With the rise of nanoelectronics, many novel technologies have emerged, holding the promise to replace or complement the traditional computing building block – the CMOS transistor. However, at the nanoscale, noise significantly affects the behavior of systems, inducing random fluctuations. It is thus natural to look for computing techniques which are intrinsically tolerant to noise, variability and errors, or even better, which take advantage of these. Among the possible solutions, one paradigm has emerged as particularly promising and disruptive: taking inspiration from biology. Indeed, our brain is able to perform computations – while consuming only 20 W – even though its components themselves exhibit stochastic behavior. Bio-inspired computing with stochastic nanodevices should prove to be particularly successful for cognitive tasks such as pattern recognition and classification. Mixing conventional electronic components with emerging technologies could allow performing such tasks at low energy cost.
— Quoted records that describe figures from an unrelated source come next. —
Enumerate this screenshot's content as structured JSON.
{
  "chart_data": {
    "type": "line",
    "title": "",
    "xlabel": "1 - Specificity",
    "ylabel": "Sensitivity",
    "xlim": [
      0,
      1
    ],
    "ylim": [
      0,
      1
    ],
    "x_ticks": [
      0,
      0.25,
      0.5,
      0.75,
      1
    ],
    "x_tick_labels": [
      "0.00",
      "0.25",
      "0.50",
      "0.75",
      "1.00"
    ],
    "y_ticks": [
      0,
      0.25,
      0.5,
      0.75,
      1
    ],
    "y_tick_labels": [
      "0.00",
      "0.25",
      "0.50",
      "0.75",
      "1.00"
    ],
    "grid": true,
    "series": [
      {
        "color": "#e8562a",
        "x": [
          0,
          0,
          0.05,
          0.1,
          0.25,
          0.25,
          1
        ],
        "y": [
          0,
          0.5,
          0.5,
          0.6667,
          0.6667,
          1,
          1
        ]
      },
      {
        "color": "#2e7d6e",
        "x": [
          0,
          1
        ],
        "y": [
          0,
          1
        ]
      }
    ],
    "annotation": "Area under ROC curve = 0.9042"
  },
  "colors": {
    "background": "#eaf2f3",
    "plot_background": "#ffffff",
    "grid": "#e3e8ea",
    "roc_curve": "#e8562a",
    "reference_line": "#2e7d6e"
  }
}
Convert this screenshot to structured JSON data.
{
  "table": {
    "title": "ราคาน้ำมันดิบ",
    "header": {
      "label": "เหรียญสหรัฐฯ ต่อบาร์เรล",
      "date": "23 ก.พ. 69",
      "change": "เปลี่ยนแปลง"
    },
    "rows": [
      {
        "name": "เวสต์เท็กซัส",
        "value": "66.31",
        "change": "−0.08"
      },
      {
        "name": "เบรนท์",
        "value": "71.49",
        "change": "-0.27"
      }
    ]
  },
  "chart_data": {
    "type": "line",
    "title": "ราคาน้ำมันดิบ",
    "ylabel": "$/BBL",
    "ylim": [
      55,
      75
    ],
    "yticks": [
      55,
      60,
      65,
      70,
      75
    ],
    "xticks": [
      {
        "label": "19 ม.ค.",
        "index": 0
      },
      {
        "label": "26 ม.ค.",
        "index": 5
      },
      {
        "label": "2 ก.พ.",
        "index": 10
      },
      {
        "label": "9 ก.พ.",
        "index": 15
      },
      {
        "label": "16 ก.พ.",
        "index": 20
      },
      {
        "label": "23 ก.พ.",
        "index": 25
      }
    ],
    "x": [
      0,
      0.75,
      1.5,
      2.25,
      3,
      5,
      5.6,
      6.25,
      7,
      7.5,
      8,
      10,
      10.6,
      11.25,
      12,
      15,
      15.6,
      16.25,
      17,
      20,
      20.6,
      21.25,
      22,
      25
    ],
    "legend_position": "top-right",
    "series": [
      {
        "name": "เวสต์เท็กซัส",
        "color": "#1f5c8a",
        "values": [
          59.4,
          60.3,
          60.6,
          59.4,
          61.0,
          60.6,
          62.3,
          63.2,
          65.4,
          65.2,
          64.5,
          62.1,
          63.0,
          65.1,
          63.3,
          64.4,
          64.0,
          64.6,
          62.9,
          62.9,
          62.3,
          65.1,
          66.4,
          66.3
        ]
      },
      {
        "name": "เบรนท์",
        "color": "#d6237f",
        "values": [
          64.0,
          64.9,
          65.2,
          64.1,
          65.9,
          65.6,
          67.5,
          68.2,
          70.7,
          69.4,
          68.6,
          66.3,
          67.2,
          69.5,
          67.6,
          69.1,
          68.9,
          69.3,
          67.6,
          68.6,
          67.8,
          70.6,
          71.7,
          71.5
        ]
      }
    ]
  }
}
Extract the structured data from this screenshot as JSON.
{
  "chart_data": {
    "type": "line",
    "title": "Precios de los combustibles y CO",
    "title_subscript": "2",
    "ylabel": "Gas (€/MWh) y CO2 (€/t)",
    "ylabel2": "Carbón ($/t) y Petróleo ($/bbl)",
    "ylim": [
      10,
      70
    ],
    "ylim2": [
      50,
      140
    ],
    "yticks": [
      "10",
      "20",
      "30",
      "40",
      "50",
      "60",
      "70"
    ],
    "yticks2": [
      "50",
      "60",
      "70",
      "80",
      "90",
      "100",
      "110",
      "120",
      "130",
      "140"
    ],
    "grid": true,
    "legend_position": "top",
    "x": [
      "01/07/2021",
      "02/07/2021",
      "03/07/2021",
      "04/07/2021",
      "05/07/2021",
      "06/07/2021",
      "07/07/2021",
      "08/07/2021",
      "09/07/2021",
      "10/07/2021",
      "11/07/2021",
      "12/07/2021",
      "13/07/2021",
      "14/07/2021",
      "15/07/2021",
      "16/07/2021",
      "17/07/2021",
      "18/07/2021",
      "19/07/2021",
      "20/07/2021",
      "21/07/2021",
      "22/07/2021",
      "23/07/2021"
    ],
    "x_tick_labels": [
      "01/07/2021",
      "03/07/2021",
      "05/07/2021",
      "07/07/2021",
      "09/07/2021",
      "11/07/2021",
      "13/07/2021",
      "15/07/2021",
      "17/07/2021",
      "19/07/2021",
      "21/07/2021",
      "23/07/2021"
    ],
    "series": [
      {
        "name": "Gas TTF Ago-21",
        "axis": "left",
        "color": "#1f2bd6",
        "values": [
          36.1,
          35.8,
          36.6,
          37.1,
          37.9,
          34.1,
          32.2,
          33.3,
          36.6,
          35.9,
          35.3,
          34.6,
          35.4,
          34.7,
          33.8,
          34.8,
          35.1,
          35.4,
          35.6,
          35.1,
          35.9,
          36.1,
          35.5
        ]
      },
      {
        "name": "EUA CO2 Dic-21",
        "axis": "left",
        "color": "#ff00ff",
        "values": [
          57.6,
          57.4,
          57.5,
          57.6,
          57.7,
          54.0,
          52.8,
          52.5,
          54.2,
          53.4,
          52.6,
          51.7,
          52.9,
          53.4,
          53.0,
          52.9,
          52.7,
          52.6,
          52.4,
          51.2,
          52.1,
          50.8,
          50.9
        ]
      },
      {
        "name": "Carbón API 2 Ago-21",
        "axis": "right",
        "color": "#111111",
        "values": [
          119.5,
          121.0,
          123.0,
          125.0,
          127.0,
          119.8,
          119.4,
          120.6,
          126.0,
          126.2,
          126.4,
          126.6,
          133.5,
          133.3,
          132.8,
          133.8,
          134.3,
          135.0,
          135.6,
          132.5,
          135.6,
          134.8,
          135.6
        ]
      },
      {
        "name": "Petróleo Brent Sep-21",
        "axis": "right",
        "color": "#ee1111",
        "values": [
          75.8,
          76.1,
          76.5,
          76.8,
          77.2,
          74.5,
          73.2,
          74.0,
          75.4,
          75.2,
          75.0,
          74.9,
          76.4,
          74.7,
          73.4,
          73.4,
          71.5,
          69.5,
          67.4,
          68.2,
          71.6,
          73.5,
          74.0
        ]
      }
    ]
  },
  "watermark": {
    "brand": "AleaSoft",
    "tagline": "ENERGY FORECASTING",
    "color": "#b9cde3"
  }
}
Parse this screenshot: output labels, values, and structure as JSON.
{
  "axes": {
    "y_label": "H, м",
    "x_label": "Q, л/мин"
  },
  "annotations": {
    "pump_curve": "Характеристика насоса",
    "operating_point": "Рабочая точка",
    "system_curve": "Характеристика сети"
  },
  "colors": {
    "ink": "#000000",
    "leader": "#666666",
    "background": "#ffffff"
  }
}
The focus of this seminar is a specific nanodevice, the magnetic tunnel junction. Because of its endurance, reliability and CMOS compatibility, this bistable system has emerged as the flagship device of spintronics. However, maintaining the stability of this device while reducing its size is a challenge. Unstable magnetic tunnel junctions – called superparamagnetic tunnel junctions – behave as stochastic oscillators. Here, we investigate for the first time how to harness the random behavior of stochastic magnetic tunnel junctions, taking inspiration from biology.
First, an analogy between superparamagnetic tunnel junctions and sensory neurons – which fire voltage pulses with random time intervals – is drawn. Pushing this analogy, it is numerically demonstrated that interconnected populations can perform computing tasks such as learning, coordinate transformations and sensory fusion. Such a system is realistically implementable and could allow for intelligent sensory processing at low energy cost.
Then, it is experimentally demonstrated that electrical noise can induce the synchronization of a junction to a weak voltage source. A theoretical model is developed and predicts that using noise could allow a hundred-fold energy gain over the synchronization of traditional dc-driven spin torque oscillators. This result opens the way to the low power hardware implementation of synchronization-based computing schemes which can perform tasks such as pattern recognition.